Или в стихотворении «Родина», за великолепно-страшными строками:
За море Черное, за море Белое
В черные ночи и белые дни
Дико глядится лицо онемелое,
Очи татарские мечут огни...
непосредственно следуют строки примиряющие, уже самой ритмикой, тремя подряд стоящими прилагательными:
Тихое, долгое, красное зарево
Каждую ночь над становьем твоим...
Этот переход от негодования не к делу или призыву, а к гармонии (пусть купленной ценой новой боли — боль певуча), к шиллеровской, я сказал бы, красоте, характеризует германскую струю в творчестве Блока. Перед нами не Илья Муромец, не Алеша Попович, а другой гость, славный витязь заморский, какой-нибудь Дюк Степанович. И не как мать любит он Россию, а как жену, которую находят, когда настанет пора. В своей лоэнгриновской тоске Блок не знает решительно ничего некрасивого, низкого, чему он мог бы сказать, наконец, мужское: нет! А может быть, хочет, ищет? Но миг — и даже тема о забытом полустанке рыдает у него, как самая полнозвучная скрипка:
Вагоны шли привычной линией,
Подрагивали и скрипели,
Молчали желтые и синие,
В зеленых плакали и пели...
В чисто лирических стихах и признаниях у Блока — лермонтовское спокойствие и грусть, но и тут тоже характерное различие: вместо милой заносчивости маленького гусара у него благородная задумчивость Микаэля Крамера. Кроме того, в его творчестве поражает еще одна черта, несвойственная не только Лермонтову, а и всей русской поэзии вообще, а именно — морализм. Проявляясь в своей первоначальной форме нежелания другому зла, этот морализм придает поэзии Блока впечатление какой-то особенной, опять-таки шиллеровской, человечности.

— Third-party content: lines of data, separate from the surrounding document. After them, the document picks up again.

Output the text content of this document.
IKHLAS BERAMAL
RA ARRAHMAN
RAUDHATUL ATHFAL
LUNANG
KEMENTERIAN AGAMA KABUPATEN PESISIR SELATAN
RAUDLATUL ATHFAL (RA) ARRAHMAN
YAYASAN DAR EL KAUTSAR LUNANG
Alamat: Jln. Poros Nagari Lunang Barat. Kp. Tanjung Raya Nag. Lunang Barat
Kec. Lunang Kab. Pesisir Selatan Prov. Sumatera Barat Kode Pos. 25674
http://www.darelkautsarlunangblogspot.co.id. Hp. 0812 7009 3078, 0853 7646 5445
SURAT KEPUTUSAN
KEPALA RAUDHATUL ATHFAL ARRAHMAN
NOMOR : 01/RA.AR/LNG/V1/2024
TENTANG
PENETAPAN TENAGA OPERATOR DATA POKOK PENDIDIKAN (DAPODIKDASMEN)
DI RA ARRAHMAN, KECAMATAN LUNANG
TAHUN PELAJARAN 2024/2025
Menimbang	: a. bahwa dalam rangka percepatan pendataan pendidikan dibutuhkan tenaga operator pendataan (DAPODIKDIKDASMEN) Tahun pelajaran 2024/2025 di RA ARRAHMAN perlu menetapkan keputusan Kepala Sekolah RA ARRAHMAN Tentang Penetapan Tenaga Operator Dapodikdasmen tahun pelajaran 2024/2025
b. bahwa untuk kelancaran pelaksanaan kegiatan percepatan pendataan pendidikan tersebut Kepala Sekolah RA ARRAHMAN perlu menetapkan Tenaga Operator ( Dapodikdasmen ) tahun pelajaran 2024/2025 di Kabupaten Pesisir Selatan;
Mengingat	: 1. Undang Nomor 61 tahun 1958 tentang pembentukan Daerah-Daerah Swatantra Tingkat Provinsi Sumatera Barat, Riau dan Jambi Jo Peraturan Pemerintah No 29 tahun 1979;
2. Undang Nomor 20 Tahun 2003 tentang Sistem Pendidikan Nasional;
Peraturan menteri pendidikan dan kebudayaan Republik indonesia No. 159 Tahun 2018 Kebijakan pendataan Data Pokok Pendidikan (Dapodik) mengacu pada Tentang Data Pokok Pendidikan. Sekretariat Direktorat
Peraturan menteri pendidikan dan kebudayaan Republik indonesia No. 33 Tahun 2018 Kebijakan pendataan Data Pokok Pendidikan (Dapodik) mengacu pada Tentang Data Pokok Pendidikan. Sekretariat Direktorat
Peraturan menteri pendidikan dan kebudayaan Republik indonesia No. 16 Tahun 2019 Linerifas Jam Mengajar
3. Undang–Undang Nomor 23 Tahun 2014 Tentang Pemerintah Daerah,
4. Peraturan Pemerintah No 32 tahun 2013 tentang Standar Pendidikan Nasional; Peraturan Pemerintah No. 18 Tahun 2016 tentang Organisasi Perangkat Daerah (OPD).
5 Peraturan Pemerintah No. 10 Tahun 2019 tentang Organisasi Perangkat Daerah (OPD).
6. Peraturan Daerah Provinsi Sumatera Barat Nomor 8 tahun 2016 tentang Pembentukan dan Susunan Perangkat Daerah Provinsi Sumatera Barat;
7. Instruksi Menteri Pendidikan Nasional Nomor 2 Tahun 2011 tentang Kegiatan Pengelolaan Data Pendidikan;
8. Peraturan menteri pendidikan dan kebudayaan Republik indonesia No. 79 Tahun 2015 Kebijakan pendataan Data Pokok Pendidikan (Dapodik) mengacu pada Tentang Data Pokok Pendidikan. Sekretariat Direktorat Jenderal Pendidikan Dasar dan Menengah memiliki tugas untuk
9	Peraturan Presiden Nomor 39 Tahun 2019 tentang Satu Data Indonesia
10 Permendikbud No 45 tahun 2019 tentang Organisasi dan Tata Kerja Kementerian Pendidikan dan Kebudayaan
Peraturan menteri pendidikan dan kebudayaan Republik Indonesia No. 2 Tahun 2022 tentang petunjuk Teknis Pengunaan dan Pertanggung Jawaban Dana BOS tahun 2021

Ведь со свечой в тревоге давней
Ее не ждет у двери мать...
Ведь бедный муж за плотной ставней
Ее не будет ревновать... —
размышляет он почти в момент объятья и влюбляется в женщину за ее «юное презрение» к его желанию.
Как никто, умеет Блок соединять в одной две темы, — не противопоставляя их друг другу, а сливая их химически. В «Итальянских стихах» — величавое и светлое прошлое и «некий ветер, сквозь бархат черный поющий о будущей жизни», в «Куликовом поле» — нашествие татар и историю влюбленного воина русской рати. Этот прием открывает нам безмерные горизонты в области поэзии.
Вообще, Блок является одним из чудотворцев русского стиха. Трудно подыскать аналогию ритмическому совершенству таких стихов, как «Свирель запела» или «Я сегодня не помню». Как стилист, он не чурается красивых слов, он умеет извлекать из них первоначальное их очарование.